Complicated Grief
Although most people who lose a loved one recover from the emotional shock, others continue to grieve intensely for months and years afterward. Our research group is studying mechanisms that may prevent people from overcoming the pain of grief. Studies concern memory functioning and prospection – the capacity to envision one’s future. Other work concerns vocal speech characteristics that may predict emotional processing of grief memories undergoing psychological treatment for complicated grief, and deficits in emotion regulation.
Cognitive Bias Modification
Research on information-processing biases in anxiety disorders has long been a focus of our work. As some work suggests that biases in attention, interpretation, and memory may causally constitute to the maintenance and perhaps the etiology of these syndromes, investigators have increasingly modified cognitive paradigms, converting them into methods for reducing these biases and perhaps helping clients overcome their anxiety disorders. Our lab has been conducting experiments on one form of cognitive bias modification (CBM): attention bias modification (ABM). We have conducted studies on people with subclinical spider phobia and on people with social anxiety. In addition to testing people in our laboratory, we have also put these protocols on smartphones, delivering the ABM intervention remotely.
Trauma and Post-traumatic Stress Disorder (PTSD)
Recent studies on PTSD concern risk and resilience variables in health personnel deployed to Iraq, adult survivors of childhood sexual abuse, and survivors of the earthquake in Wenchuan, China. In addition to working with people with PTSD per se, we have commenced laboratory studies concerning working memory, and investigating methods of taxing working memory that may attenuate negative emotional memories.
Social Anxiety Disorder (Social Phobia)
We are currently studying the cognitive aspects of social anxiety disorder ranging from deficits in Theory of Mind to attentional biases for threat and their correction via computerized Attention Bias Modification (ABM) interventions. We have been testing the efficacy of experimental ABM interventions in our lab, and as a smartphone app.
Obsessive-compulsive Disorder (OCD) and OCD spectrum disorders
Our recent studies on OCD span work on pain tolerance, guilt, and moral reasoning. Other studies on body dysmorphic disorder (BDD) tested hypotheses about cognitive mechanisms potentially capable of explaining why these patients believe they are hideous to others, contrary to all evidence.
Recovered Memories of Sexual Abuse
Although no longer a major focus of our research, we have conducted studies testing cognitive mechanisms in people reporting recovered memories of childhood sexual abuse.
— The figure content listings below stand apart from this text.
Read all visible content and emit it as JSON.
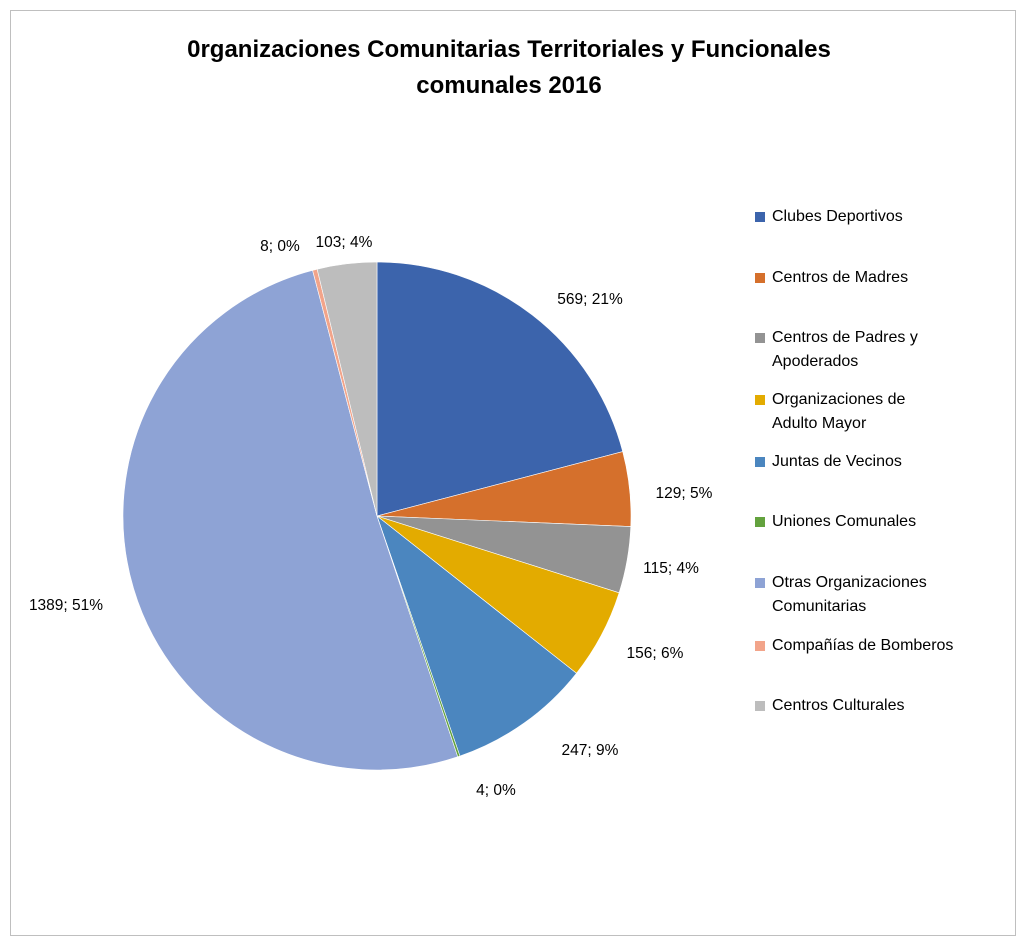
{
  "chart_data": {
    "type": "pie",
    "title": "0rganizaciones Comunitarias Territoriales y Funcionales comunales 2016",
    "title_lines": [
      "0rganizaciones Comunitarias Territoriales y Funcionales",
      "comunales 2016"
    ],
    "start_angle_deg": 0,
    "direction": "clockwise",
    "legend_position": "right",
    "slices": [
      {
        "name": "Clubes Deportivos",
        "legend_lines": [
          "Clubes Deportivos"
        ],
        "value": 569,
        "label": "569; 21%",
        "color": "#3C64AC"
      },
      {
        "name": "Centros de Madres",
        "legend_lines": [
          "Centros de Madres"
        ],
        "value": 129,
        "label": "129; 5%",
        "color": "#D5702C"
      },
      {
        "name": "Centros de Padres y Apoderados",
        "legend_lines": [
          "Centros de Padres y",
          "Apoderados"
        ],
        "value": 115,
        "label": "115; 4%",
        "color": "#939393"
      },
      {
        "name": "Organizaciones de Adulto Mayor",
        "legend_lines": [
          "Organizaciones de",
          "Adulto Mayor"
        ],
        "value": 156,
        "label": "156; 6%",
        "color": "#E3AB00"
      },
      {
        "name": "Juntas de Vecinos",
        "legend_lines": [
          "Juntas de Vecinos"
        ],
        "value": 247,
        "label": "247; 9%",
        "color": "#4B86BF"
      },
      {
        "name": "Uniones Comunales",
        "legend_lines": [
          "Uniones Comunales"
        ],
        "value": 4,
        "label": "4; 0%",
        "color": "#63A23E"
      },
      {
        "name": "Otras Organizaciones Comunitarias",
        "legend_lines": [
          "Otras Organizaciones",
          "Comunitarias"
        ],
        "value": 1389,
        "label": "1389; 51%",
        "color": "#8EA3D5"
      },
      {
        "name": "Compañías de Bomberos",
        "legend_lines": [
          "Compañías de Bomberos"
        ],
        "value": 8,
        "label": "8; 0%",
        "color": "#F2A48A"
      },
      {
        "name": "Centros Culturales",
        "legend_lines": [
          "Centros Culturales"
        ],
        "value": 103,
        "label": "103; 4%",
        "color": "#BDBDBD"
      }
    ]
  }
}
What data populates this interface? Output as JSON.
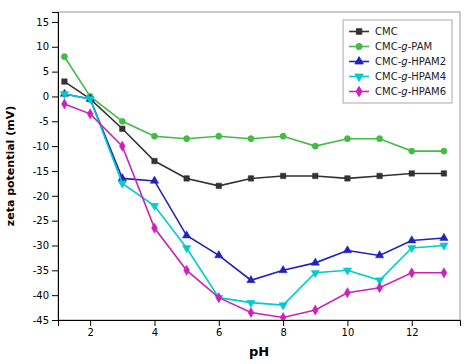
{
  "chart_data": {
    "type": "line",
    "xlabel": "pH",
    "ylabel": "zeta potential (mV)",
    "xlim": [
      1,
      13.5
    ],
    "ylim": [
      -45,
      17
    ],
    "xticks": [
      2,
      4,
      6,
      8,
      10,
      12
    ],
    "yticks": [
      15,
      10,
      5,
      0,
      -5,
      -10,
      -15,
      -20,
      -25,
      -30,
      -35,
      -40,
      -45
    ],
    "grid": false,
    "legend": "upper right",
    "series": [
      {
        "name": "CMC",
        "color": "#333333",
        "marker": "square",
        "x": [
          1.2,
          2,
          3,
          4,
          5,
          6,
          7,
          8,
          9,
          10,
          11,
          12,
          13
        ],
        "values": [
          3.0,
          -0.5,
          -6.5,
          -13.0,
          -16.5,
          -18.0,
          -16.5,
          -16.0,
          -16.0,
          -16.5,
          -16.0,
          -15.5,
          -15.5
        ]
      },
      {
        "name": "CMC-g-PAM",
        "color": "#44bb44",
        "marker": "circle",
        "x": [
          1.2,
          2,
          3,
          4,
          5,
          6,
          7,
          8,
          9,
          10,
          11,
          12,
          13
        ],
        "values": [
          8.0,
          0.0,
          -5.0,
          -8.0,
          -8.5,
          -8.0,
          -8.5,
          -8.0,
          -10.0,
          -8.5,
          -8.5,
          -11.0,
          -11.0
        ]
      },
      {
        "name": "CMC-g-HPAM2",
        "color": "#2222bb",
        "marker": "triangle-up",
        "x": [
          1.2,
          2,
          3,
          4,
          5,
          6,
          7,
          8,
          9,
          10,
          11,
          12,
          13
        ],
        "values": [
          0.5,
          -0.5,
          -16.5,
          -17.0,
          -28.0,
          -32.0,
          -37.0,
          -35.0,
          -33.5,
          -31.0,
          -32.0,
          -29.0,
          -28.5
        ]
      },
      {
        "name": "CMC-g-HPAM4",
        "color": "#00cccc",
        "marker": "triangle-down",
        "x": [
          1.2,
          2,
          3,
          4,
          5,
          6,
          7,
          8,
          9,
          10,
          11,
          12,
          13
        ],
        "values": [
          0.5,
          -0.5,
          -17.5,
          -22.0,
          -30.5,
          -40.5,
          -41.5,
          -42.0,
          -35.5,
          -35.0,
          -37.0,
          -30.5,
          -30.0
        ]
      },
      {
        "name": "CMC-g-HPAM6",
        "color": "#cc22bb",
        "marker": "diamond",
        "x": [
          1.2,
          2,
          3,
          4,
          5,
          6,
          7,
          8,
          9,
          10,
          11,
          12,
          13
        ],
        "values": [
          -1.5,
          -3.5,
          -10.0,
          -26.5,
          -35.0,
          -40.5,
          -43.5,
          -44.5,
          -43.0,
          -39.5,
          -38.5,
          -35.5,
          -35.5
        ]
      }
    ]
  }
}
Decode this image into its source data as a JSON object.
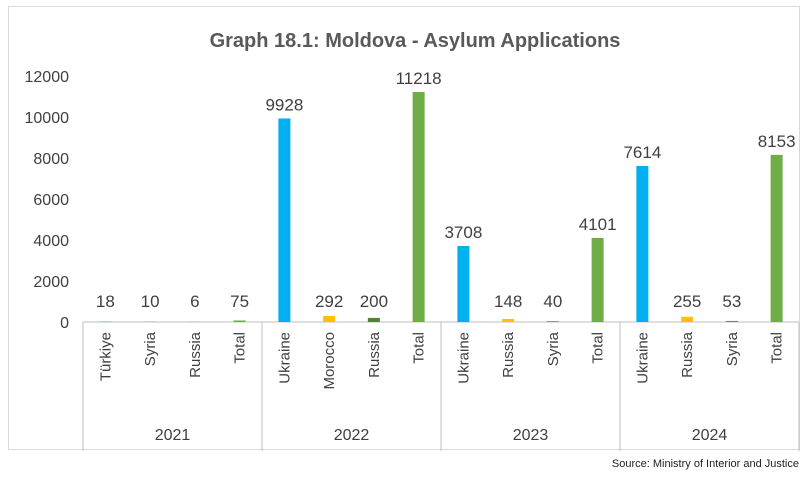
{
  "chart_data": {
    "type": "bar",
    "title": "Graph 18.1: Moldova - Asylum Applications",
    "xlabel": "",
    "ylabel": "",
    "ylim": [
      0,
      12000
    ],
    "yticks": [
      0,
      2000,
      4000,
      6000,
      8000,
      10000,
      12000
    ],
    "grid": false,
    "legend": "none",
    "groups": [
      {
        "year": "2021",
        "bars": [
          {
            "label": "Türkiye",
            "value": 18,
            "color": "#00b0f0"
          },
          {
            "label": "Syria",
            "value": 10,
            "color": "#7f7f7f"
          },
          {
            "label": "Russia",
            "value": 6,
            "color": "#548235"
          },
          {
            "label": "Total",
            "value": 75,
            "color": "#70ad47"
          }
        ]
      },
      {
        "year": "2022",
        "bars": [
          {
            "label": "Ukraine",
            "value": 9928,
            "color": "#00b0f0"
          },
          {
            "label": "Morocco",
            "value": 292,
            "color": "#ffc000"
          },
          {
            "label": "Russia",
            "value": 200,
            "color": "#548235"
          },
          {
            "label": "Total",
            "value": 11218,
            "color": "#70ad47"
          }
        ]
      },
      {
        "year": "2023",
        "bars": [
          {
            "label": "Ukraine",
            "value": 3708,
            "color": "#00b0f0"
          },
          {
            "label": "Russia",
            "value": 148,
            "color": "#ffc000"
          },
          {
            "label": "Syria",
            "value": 40,
            "color": "#7f7f7f"
          },
          {
            "label": "Total",
            "value": 4101,
            "color": "#70ad47"
          }
        ]
      },
      {
        "year": "2024",
        "bars": [
          {
            "label": "Ukraine",
            "value": 7614,
            "color": "#00b0f0"
          },
          {
            "label": "Russia",
            "value": 255,
            "color": "#ffc000"
          },
          {
            "label": "Syria",
            "value": 53,
            "color": "#7f7f7f"
          },
          {
            "label": "Total",
            "value": 8153,
            "color": "#70ad47"
          }
        ]
      }
    ]
  },
  "source": "Source: Ministry of Interior and Justice"
}
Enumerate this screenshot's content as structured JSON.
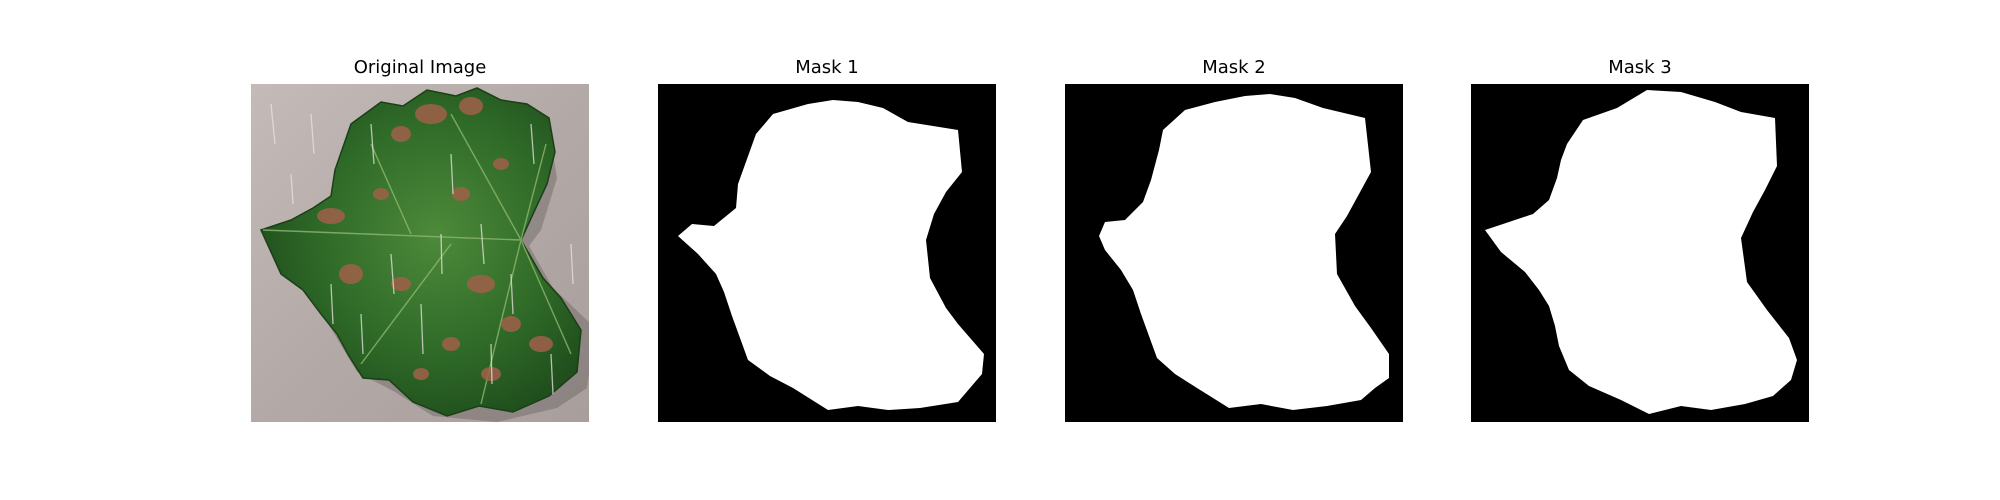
{
  "panels": [
    {
      "title": "Original Image"
    },
    {
      "title": "Mask 1"
    },
    {
      "title": "Mask 2"
    },
    {
      "title": "Mask 3"
    }
  ]
}
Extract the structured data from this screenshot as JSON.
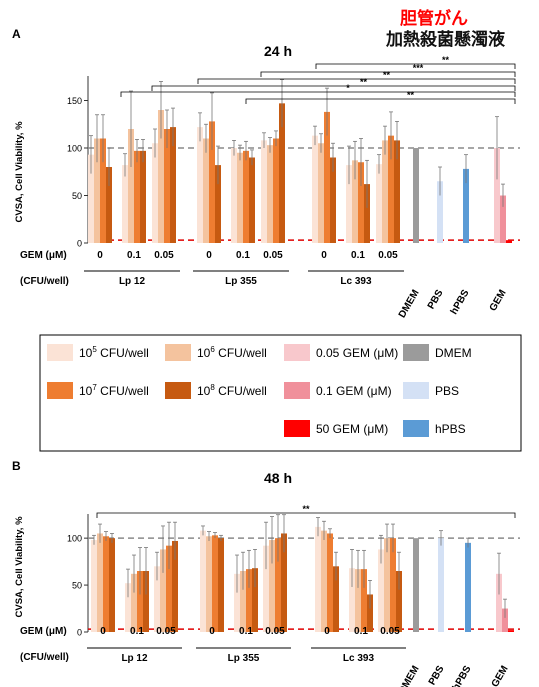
{
  "header": {
    "title_red": "胆管がん",
    "title_black": "加熱殺菌懸濁液"
  },
  "panels": [
    {
      "label": "A",
      "title": "24 h",
      "ylabel": "CVSA, Cell Viability, %",
      "gem_row_label": "GEM (μM)",
      "cfu_row_label": "(CFU/well)",
      "brackets": [
        {
          "text": "**"
        },
        {
          "text": "***"
        },
        {
          "text": "**"
        },
        {
          "text": "**"
        },
        {
          "text": "*"
        },
        {
          "text": "**"
        }
      ]
    },
    {
      "label": "B",
      "title": "48 h",
      "ylabel": "CVSA, Cell Viability, %",
      "gem_row_label": "GEM (μM)",
      "cfu_row_label": "(CFU/well)",
      "brackets": [
        {
          "text": "**"
        }
      ]
    }
  ],
  "legend": {
    "items": [
      {
        "base": "10",
        "exp": "5",
        "rest": " CFU/well",
        "color": "#fbe3d6"
      },
      {
        "base": "10",
        "exp": "6",
        "rest": " CFU/well",
        "color": "#f4c39e"
      },
      {
        "base": "",
        "exp": "",
        "rest": "0.05 GEM (μM)",
        "color": "#f8c8cc"
      },
      {
        "base": "",
        "exp": "",
        "rest": "DMEM",
        "color": "#9b9b9b"
      },
      {
        "base": "10",
        "exp": "7",
        "rest": " CFU/well",
        "color": "#ee7d31"
      },
      {
        "base": "10",
        "exp": "8",
        "rest": " CFU/well",
        "color": "#c65a11"
      },
      {
        "base": "",
        "exp": "",
        "rest": "0.1 GEM (μM)",
        "color": "#f0909b"
      },
      {
        "base": "",
        "exp": "",
        "rest": "PBS",
        "color": "#d4e1f5"
      },
      {
        "base": "",
        "exp": "",
        "rest": "50 GEM (μM)",
        "color": "#ff0000"
      },
      {
        "base": "",
        "exp": "",
        "rest": "hPBS",
        "color": "#5b9bd5"
      }
    ]
  },
  "colors": {
    "cfu5": "#fbe3d6",
    "cfu6": "#f4c39e",
    "cfu7": "#ee7d31",
    "cfu8": "#c65a11",
    "gem005": "#f8c8cc",
    "gem01": "#f0909b",
    "gem50": "#ff0000",
    "dmem": "#9b9b9b",
    "pbs": "#d4e1f5",
    "hpbs": "#5b9bd5"
  },
  "chart_data": [
    {
      "type": "bar",
      "title": "24 h",
      "ylabel": "CVSA, Cell Viability, %",
      "yticks": [
        0,
        50,
        100,
        150
      ],
      "ylim": [
        0,
        180
      ],
      "reference_lines": [
        100,
        3
      ],
      "groups": [
        {
          "name": "Lp 12",
          "subgroups": [
            {
              "gem": "0",
              "values": [
                93,
                110,
                110,
                80
              ],
              "errors": [
                20,
                25,
                25,
                20
              ]
            },
            {
              "gem": "0.1",
              "values": [
                82,
                120,
                97,
                97
              ],
              "errors": [
                12,
                40,
                12,
                12
              ]
            },
            {
              "gem": "0.05",
              "values": [
                105,
                140,
                120,
                122
              ],
              "errors": [
                15,
                30,
                20,
                20
              ]
            }
          ]
        },
        {
          "name": "Lp 355",
          "subgroups": [
            {
              "gem": "0",
              "values": [
                122,
                110,
                128,
                82
              ],
              "errors": [
                15,
                15,
                30,
                20
              ]
            },
            {
              "gem": "0.1",
              "values": [
                100,
                95,
                97,
                90
              ],
              "errors": [
                8,
                8,
                10,
                8
              ]
            },
            {
              "gem": "0.05",
              "values": [
                108,
                103,
                110,
                147
              ],
              "errors": [
                8,
                8,
                8,
                25
              ]
            }
          ]
        },
        {
          "name": "Lc 393",
          "subgroups": [
            {
              "gem": "0",
              "values": [
                113,
                105,
                138,
                90
              ],
              "errors": [
                10,
                10,
                25,
                15
              ]
            },
            {
              "gem": "0.1",
              "values": [
                82,
                87,
                85,
                62
              ],
              "errors": [
                20,
                20,
                25,
                25
              ]
            },
            {
              "gem": "0.05",
              "values": [
                83,
                108,
                113,
                108
              ],
              "errors": [
                10,
                15,
                25,
                20
              ]
            }
          ]
        }
      ],
      "controls": [
        {
          "name": "DMEM",
          "values": [
            100
          ],
          "errors": [
            0
          ]
        },
        {
          "name": "PBS",
          "values": [
            65
          ],
          "errors": [
            15
          ]
        },
        {
          "name": "hPBS",
          "values": [
            78
          ],
          "errors": [
            15
          ]
        },
        {
          "name": "GEM",
          "values": [
            100,
            50,
            3
          ],
          "errors": [
            33,
            12,
            0
          ]
        }
      ]
    },
    {
      "type": "bar",
      "title": "48 h",
      "ylabel": "CVSA, Cell Viability, %",
      "yticks": [
        0,
        50,
        100
      ],
      "ylim": [
        0,
        130
      ],
      "reference_lines": [
        100,
        3
      ],
      "groups": [
        {
          "name": "Lp 12",
          "subgroups": [
            {
              "gem": "0",
              "values": [
                98,
                105,
                102,
                100
              ],
              "errors": [
                5,
                10,
                5,
                5
              ]
            },
            {
              "gem": "0.1",
              "values": [
                52,
                62,
                65,
                65
              ],
              "errors": [
                15,
                20,
                25,
                25
              ]
            },
            {
              "gem": "0.05",
              "values": [
                70,
                88,
                92,
                97
              ],
              "errors": [
                15,
                25,
                25,
                20
              ]
            }
          ]
        },
        {
          "name": "Lp 355",
          "subgroups": [
            {
              "gem": "0",
              "values": [
                108,
                102,
                103,
                100
              ],
              "errors": [
                5,
                5,
                3,
                3
              ]
            },
            {
              "gem": "0.1",
              "values": [
                62,
                65,
                67,
                68
              ],
              "errors": [
                20,
                20,
                20,
                20
              ]
            },
            {
              "gem": "0.05",
              "values": [
                92,
                98,
                100,
                105
              ],
              "errors": [
                25,
                25,
                25,
                20
              ]
            }
          ]
        },
        {
          "name": "Lc 393",
          "subgroups": [
            {
              "gem": "0",
              "values": [
                112,
                108,
                105,
                70
              ],
              "errors": [
                10,
                10,
                5,
                15
              ]
            },
            {
              "gem": "0.1",
              "values": [
                68,
                67,
                67,
                40
              ],
              "errors": [
                20,
                20,
                20,
                15
              ]
            },
            {
              "gem": "0.05",
              "values": [
                88,
                100,
                100,
                65
              ],
              "errors": [
                15,
                15,
                15,
                20
              ]
            }
          ]
        }
      ],
      "controls": [
        {
          "name": "DMEM",
          "values": [
            100
          ],
          "errors": [
            0
          ]
        },
        {
          "name": "PBS",
          "values": [
            100
          ],
          "errors": [
            8
          ]
        },
        {
          "name": "hPBS",
          "values": [
            95
          ],
          "errors": [
            5
          ]
        },
        {
          "name": "GEM",
          "values": [
            62,
            25,
            2
          ],
          "errors": [
            22,
            10,
            0
          ]
        }
      ]
    }
  ]
}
The major take-home message of our research is as follows. There appears to be no convincing evidence that people can repress (or dissociate) memories of truly traumatic events that they have encoded. However, some people who experienced childhood sexual molestation in their childhood, but who did not experience the events as traumatic, may forget their abuse for many years, yet recall it upon encountering reminders in adulthood. Interpreting their molestation through the eyes of an adult, they often experience PTSD symptoms. Accordingly, people may forget and “recover” memories of abuse that they did not experience as traumatic at the time of their occurrence. They forget the memories not because they were traumatic and thus “repressed,” but rather because they did not experience them as traumatic at the time they occurred.
Unusual Phenomena:
Isolated sleep paralysis, reports of unusual recovered memories (space alien abduction, past lives).
We have also studied unusual phenomena, such as isolated sleep paralysis, and people who report recovered memories of space alien abduction and memories recovered from their previous lives.